A cupp with gold unto your grace I’ll bringe,

In hope to us you’ll give a better thinge;

For Ile be sworne itt did not goe near our heart

When from so manie gold angells wee did parte.[130]

The Corporation then feasted the King at the Guildhall, probably at mid–day, as immediately afterwards the royal party repaired to Myerscough, where another stag was killed. The next day James I. stayed at Hoghton, where Sir Richard had invited a great company to meet him. Before dinner, notwithstanding the great heat of the day, they went out hunting, and after dinner (about four p.m.) the King went to look at the alum–mines which his host had recently opened. After an hour thus spent, they returned to the forest, and had varied fortune until evening, when they returned to a late supper. The following day was spent at Hoghton; there was no hunting. The Bishop of Chester preached before the King, and after dinner there was a rushbearing and piping in the middle court. This form of Lancashire wakes has often been described. This was probably a simple rush–cart, with its accompanying morris–dancers, etc., got up to entertain the King. In the evening there was a mask, in which many “noblemen, knights, gentlemen, and courtiers” took part; there were also some speeches and dancing, including “The Huckler,” “Tom Bedlo and the Cowp Justice of Peace.”[131] On this day a petition of the Lancashire people was presented to the King. In this it was represented that “they were debarred from lawful recreations upon Sunday after evening prayers, and upon holy days, and praying that the restriction imposed in the late reign might be withdrawn.”

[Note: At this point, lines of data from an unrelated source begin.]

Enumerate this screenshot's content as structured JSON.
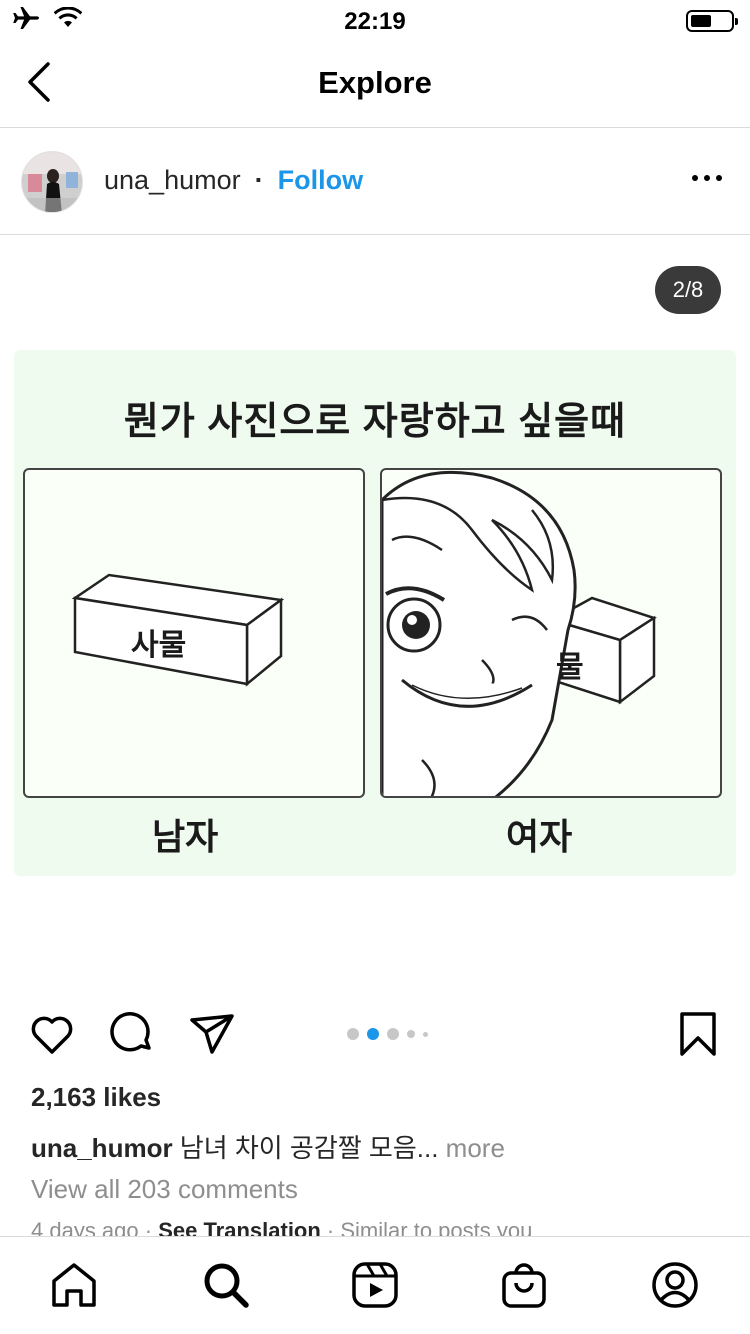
{
  "status_bar": {
    "time": "22:19"
  },
  "header": {
    "title": "Explore"
  },
  "post": {
    "username": "una_humor",
    "separator": "·",
    "follow_label": "Follow",
    "counter": "2/8",
    "image": {
      "title": "뭔가 사진으로 자랑하고 싶을때",
      "box_label": "사물",
      "box_label_right": "물",
      "caption_left": "남자",
      "caption_right": "여자"
    },
    "carousel": {
      "total_dots": 5,
      "active_index": 1
    },
    "likes": "2,163 likes",
    "caption_user": "una_humor",
    "caption_text": " 남녀 차이 공감짤 모음...",
    "caption_more": " more",
    "view_comments": "View all 203 comments",
    "meta": {
      "age": "4 days ago · ",
      "see_translation": "See Translation",
      "similar": " · Similar to posts you"
    }
  },
  "tabs": [
    "home-icon",
    "search-icon",
    "reels-icon",
    "shop-icon",
    "profile-icon"
  ],
  "colors": {
    "accent": "#1c96e8",
    "counter_bg": "#3a3a3a",
    "comic_bg": "#f0fbef"
  }
}
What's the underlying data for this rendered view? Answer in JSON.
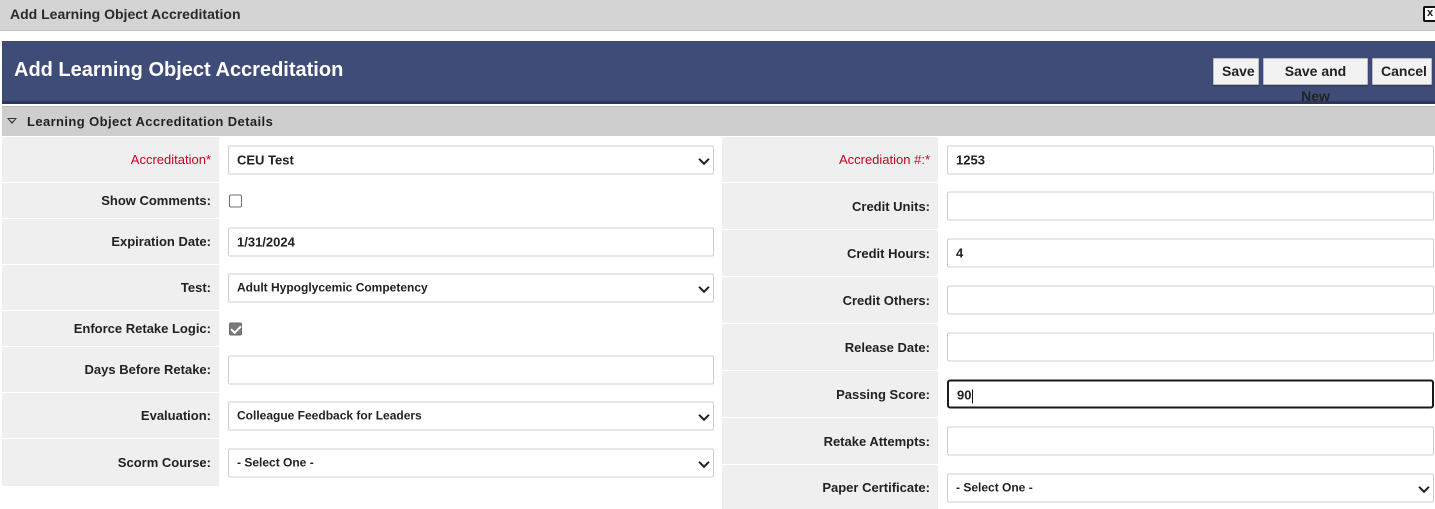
{
  "window": {
    "title": "Add Learning Object Accreditation",
    "close_glyph": "x"
  },
  "header": {
    "title": "Add Learning Object Accreditation"
  },
  "toolbar": {
    "save_label": "Save",
    "save_new_label": "Save and New",
    "cancel_label": "Cancel"
  },
  "section": {
    "title": "Learning Object Accreditation Details"
  },
  "left": {
    "accreditation": {
      "label": "Accreditation",
      "required": "*",
      "value": "CEU Test"
    },
    "show_comments": {
      "label": "Show Comments:",
      "checked": false
    },
    "expiration_date": {
      "label": "Expiration Date:",
      "value": "1/31/2024"
    },
    "test": {
      "label": "Test:",
      "value": "Adult Hypoglycemic Competency"
    },
    "enforce_retake": {
      "label": "Enforce Retake Logic:",
      "checked": true
    },
    "days_before_retake": {
      "label": "Days Before Retake:",
      "value": ""
    },
    "evaluation": {
      "label": "Evaluation:",
      "value": "Colleague Feedback for Leaders"
    },
    "scorm_course": {
      "label": "Scorm Course:",
      "value": "- Select One -"
    }
  },
  "right": {
    "accreditation_number": {
      "label": "Accrediation #:",
      "required": "*",
      "value": "1253"
    },
    "credit_units": {
      "label": "Credit Units:",
      "value": ""
    },
    "credit_hours": {
      "label": "Credit Hours:",
      "value": "4"
    },
    "credit_others": {
      "label": "Credit Others:",
      "value": ""
    },
    "release_date": {
      "label": "Release Date:",
      "value": ""
    },
    "passing_score": {
      "label": "Passing Score:",
      "value": "90"
    },
    "retake_attempts": {
      "label": "Retake Attempts:",
      "value": ""
    },
    "paper_certificate": {
      "label": "Paper Certificate:",
      "value": "- Select One -"
    }
  },
  "colors": {
    "header_bg": "#3f4c78",
    "required": "#c8001f",
    "label_bg": "#efefef",
    "titlebar_bg": "#d4d4d4",
    "section_bg": "#cfcece"
  }
}
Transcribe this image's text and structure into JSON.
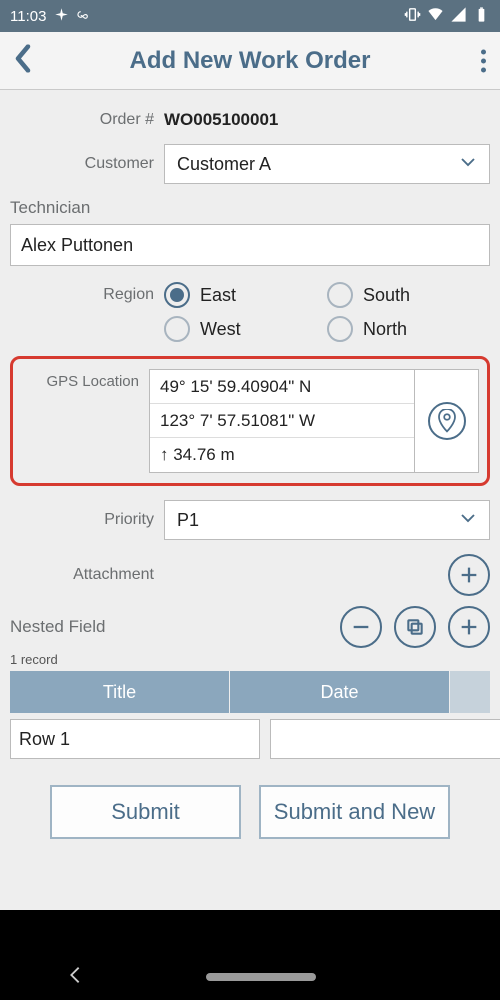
{
  "status": {
    "time": "11:03"
  },
  "header": {
    "title": "Add New Work Order"
  },
  "form": {
    "order_label": "Order #",
    "order_value": "WO005100001",
    "customer_label": "Customer",
    "customer_value": "Customer A",
    "technician_label": "Technician",
    "technician_value": "Alex Puttonen",
    "region_label": "Region",
    "region_options": {
      "east": "East",
      "south": "South",
      "west": "West",
      "north": "North"
    },
    "region_selected": "east",
    "gps_label": "GPS Location",
    "gps": {
      "lat": "49° 15' 59.40904\" N",
      "lon": "123° 7' 57.51081\" W",
      "alt": "↑ 34.76 m"
    },
    "priority_label": "Priority",
    "priority_value": "P1",
    "attachment_label": "Attachment",
    "nested_label": "Nested Field",
    "record_count": "1 record",
    "table": {
      "col_title": "Title",
      "col_date": "Date",
      "row1_title": "Row 1",
      "row1_date": ""
    },
    "buttons": {
      "submit": "Submit",
      "submit_new": "Submit and New"
    }
  }
}
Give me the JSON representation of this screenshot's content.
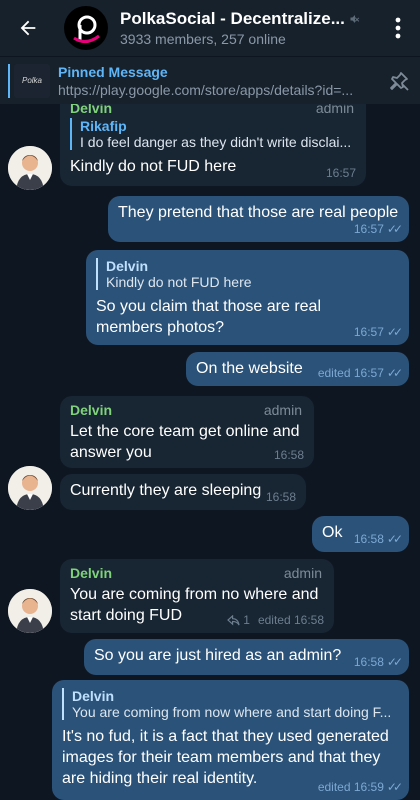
{
  "header": {
    "title": "PolkaSocial - Decentralize...",
    "subtitle": "3933 members, 257 online",
    "back_icon": "arrow-left-icon",
    "mute_icon": "muted-icon",
    "more_icon": "more-vertical-icon"
  },
  "pinned": {
    "title": "Pinned Message",
    "body": "https://play.google.com/store/apps/details?id=...",
    "thumb_text": "Polka",
    "icon": "unpin-icon"
  },
  "messages": {
    "m1": {
      "sender": "Delvin",
      "role": "admin",
      "reply_name": "Rikafip",
      "reply_text": "I do feel danger as they didn't write disclai...",
      "text": "Kindly do not FUD here",
      "time": "16:57"
    },
    "m2": {
      "text": "They pretend that those are real people",
      "time": "16:57"
    },
    "m3": {
      "reply_name": "Delvin",
      "reply_text": "Kindly do not FUD here",
      "text": "So you claim that those are real members photos?",
      "time": "16:57"
    },
    "m4": {
      "text": "On the website",
      "time": "edited 16:57"
    },
    "m5": {
      "sender": "Delvin",
      "role": "admin",
      "text": "Let the core team get online and answer you",
      "time": "16:58"
    },
    "m6": {
      "text": "Currently they are sleeping",
      "time": "16:58"
    },
    "m7": {
      "text": "Ok",
      "time": "16:58"
    },
    "m8": {
      "sender": "Delvin",
      "role": "admin",
      "text": "You are coming from no where and start doing FUD",
      "replies": "1",
      "time": "edited 16:58"
    },
    "m9": {
      "text": "So you are just hired as an admin?",
      "time": "16:58"
    },
    "m10": {
      "reply_name": "Delvin",
      "reply_text": "You are coming from now where and start doing F...",
      "text": "It's no fud, it is a fact that they used generated images for their team members and that they are hiding their real identity.",
      "time": "edited 16:59"
    }
  },
  "colors": {
    "background": "#0e1621",
    "header": "#17212b",
    "incoming": "#182533",
    "outgoing": "#2b5278",
    "accent": "#5eb5f7",
    "sender": "#7fd27a"
  }
}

In May, 1618, King James issued a proclamation, in which he refers to his progress through Lancashire, where he had “found it necessary to rebuke some Puritans and precise people.” These people, he thought, were Jewishly inclined, because they affected to call Sunday the Sabbath day. And the proclamation ends by declaring that his pleasure was that in Lancashire, after the end of Divine service, the people were not to be let or hindered or discouraged from any lawful recreation, such as dancing, either men or women, archery, leaping, vaulting, May games, Whitsun ales, morris–dancers, maypoles, or other sports. Those recusants and others who did not attend Divine service were, however, to be debarred from the sports. The latter clause was, no doubt, introduced to please the Bishops and the clergy, who were highly indignant at the proclamation itself. This order led to the issue in 1618 of “The Book of Sports.” Charles I. made a somewhat similar order as to the due observance of wakes and fêtes on the anniversary days of the dedication of churches. From Hoghton the King went to stay with the Earl of Derby at Lathom House, from thence proceeding to Bewsey Hall, the seat of Thomas Ireland, Esq.